Ibrahim was born in 1962 in Khorfakkan, a coastal town in Sharjah that is surrounded by the Hajar Mountains, and he is considered part of a group of five avant-garde Emirati artists who emerged in the 1980s. The others are Hussein Sharif, Abdullah Al Saadi, Mohammed Kazem, and the late Hassan Sharif.
Hassan Sharif mentored Ibrahim before his passing, and it was Sharif who pointed out that what Ibrahim was doing earlier in his practice (moving rocks in the Hajar Mountains) was land art. Ibrahim is otherwise mostly self-taught as an artist. His work seems to come from a deep primordial urge to create.
Three Distinct Series
His current solo exhibition at Lawrie Shabib Gallery in Dubai, titled The Space Between the Eyelid and the Eyeball, encompasses three distinct series of paintings and sculptural works. One series consists of paintings of a male seated figure, cropped of the subject’s head, with each painting executed similarly in terms of composition but varying in color.

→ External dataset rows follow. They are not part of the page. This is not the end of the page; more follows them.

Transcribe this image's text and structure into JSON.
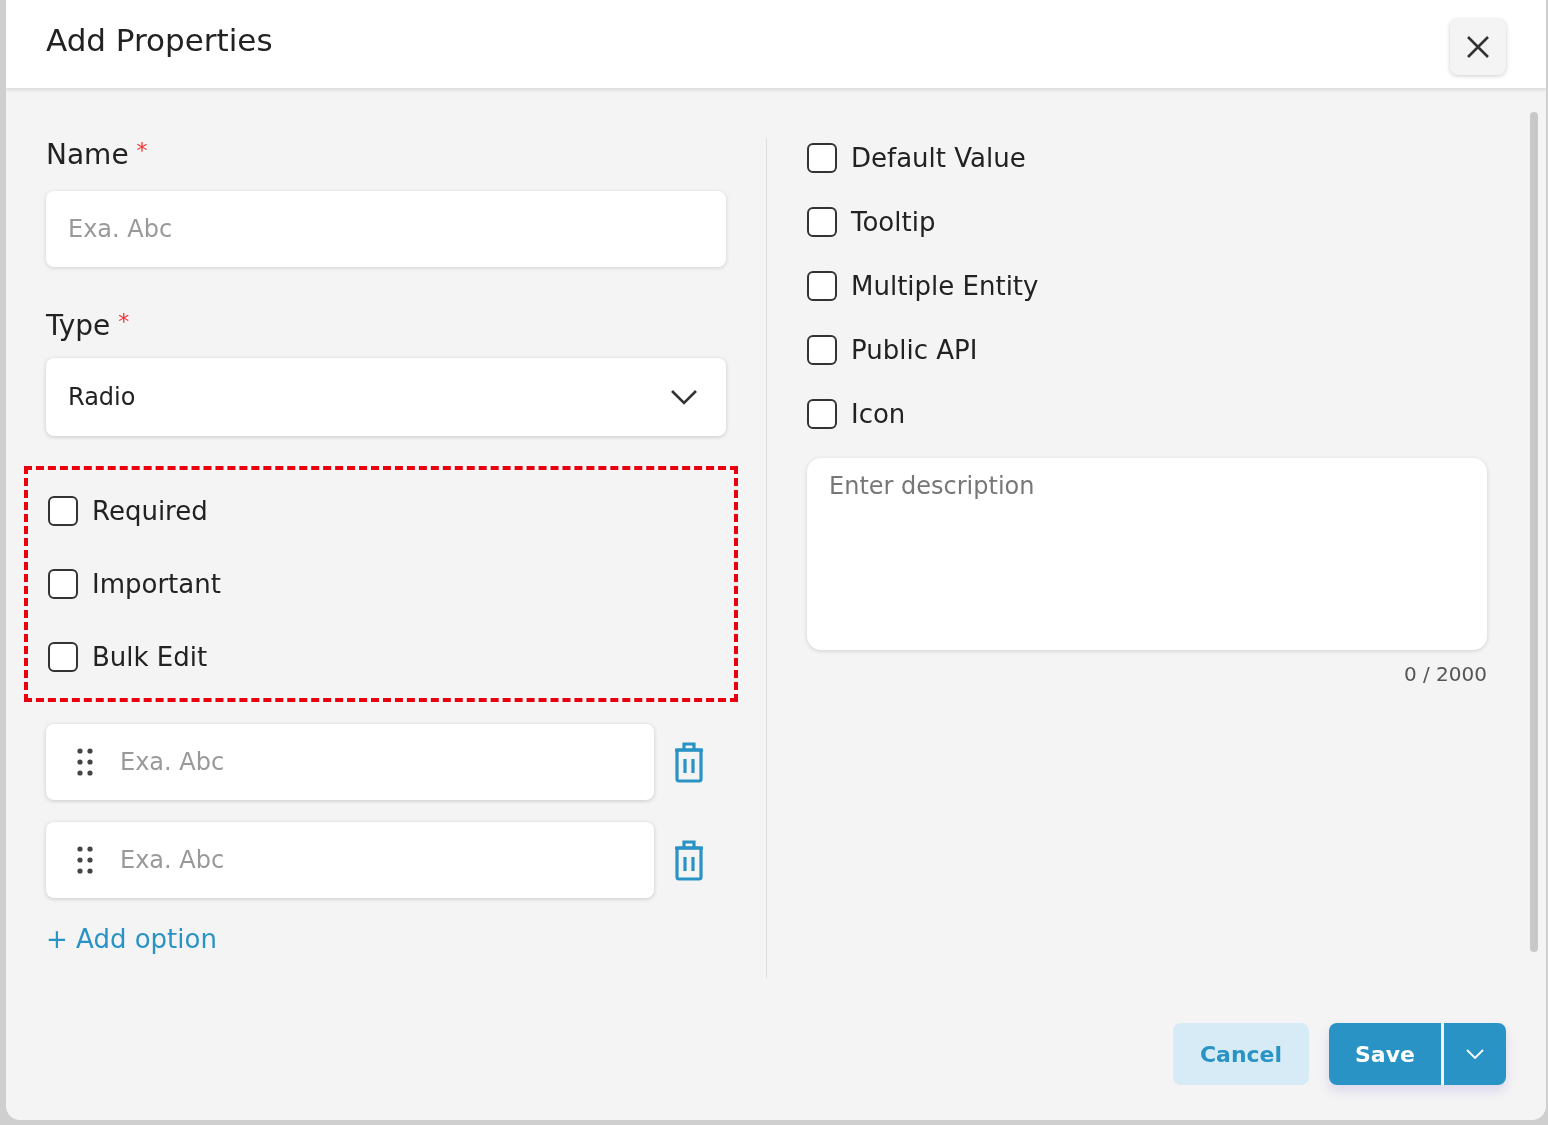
{
  "dialog": {
    "title": "Add Properties"
  },
  "name_field": {
    "label": "Name",
    "required_mark": "*",
    "placeholder": "Exa. Abc"
  },
  "type_field": {
    "label": "Type",
    "required_mark": "*",
    "value": "Radio"
  },
  "flags": [
    {
      "label": "Required",
      "checked": false
    },
    {
      "label": "Important",
      "checked": false
    },
    {
      "label": "Bulk Edit",
      "checked": false
    }
  ],
  "options": [
    {
      "placeholder": "Exa. Abc"
    },
    {
      "placeholder": "Exa. Abc"
    }
  ],
  "add_option": "+ Add option",
  "settings": [
    {
      "label": "Default Value",
      "checked": false
    },
    {
      "label": "Tooltip",
      "checked": false
    },
    {
      "label": "Multiple Entity",
      "checked": false
    },
    {
      "label": "Public API",
      "checked": false
    },
    {
      "label": "Icon",
      "checked": false
    }
  ],
  "description": {
    "placeholder": "Enter description",
    "counter": "0 / 2000"
  },
  "buttons": {
    "cancel": "Cancel",
    "save": "Save"
  }
}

The second series consists of papier-mâché sculptural works hung on a gallery wall that are executed in black and white patterns of stripes and marks. These works are representative of what the exhibition wall text describes as the “obsessive mark-making” of Ibrahim’s practice, akin to the lines and marks scrawled on cave walls, the first artworks in human history.
The third series—a large number of irregularly-shaped sculptures scattered throughout the gallery space—is the most intriguing. These works provide the logic behind the exhibition’s title. Made from papier-mâché and heavily painted in a riot of colors, they reflect Ibrahim’s first experience of a sunset, “of an explosion in [my] eyes,” the artist explains, that sparked his intense fascination with color. The natural everyday occurrence of sunsets was hidden from him while living in Khorfakkan, because of the surrounding mountains.
Using found materials in Khorfakkan, including rock, copper wire, clay, and discarded bottle caps and waste paper, the artist locally sources both his material and references. Even his natural paper pigments are handmade by the artist himself.
“I feel that his work is different because it was being made without an audience or market in mind,” says Asmaa Shabibi, whose gallery represents the artist. “So it was quite prolific and he was not afraid to experiment. A lot of what he does is with found materials—whatever is around him at the time—so it is not planned out. Hence there is a vulnerability in his works or a kind of freedom that is rare to find in other artists. It retains a childlike essence. He really was making art for the sake of making art.”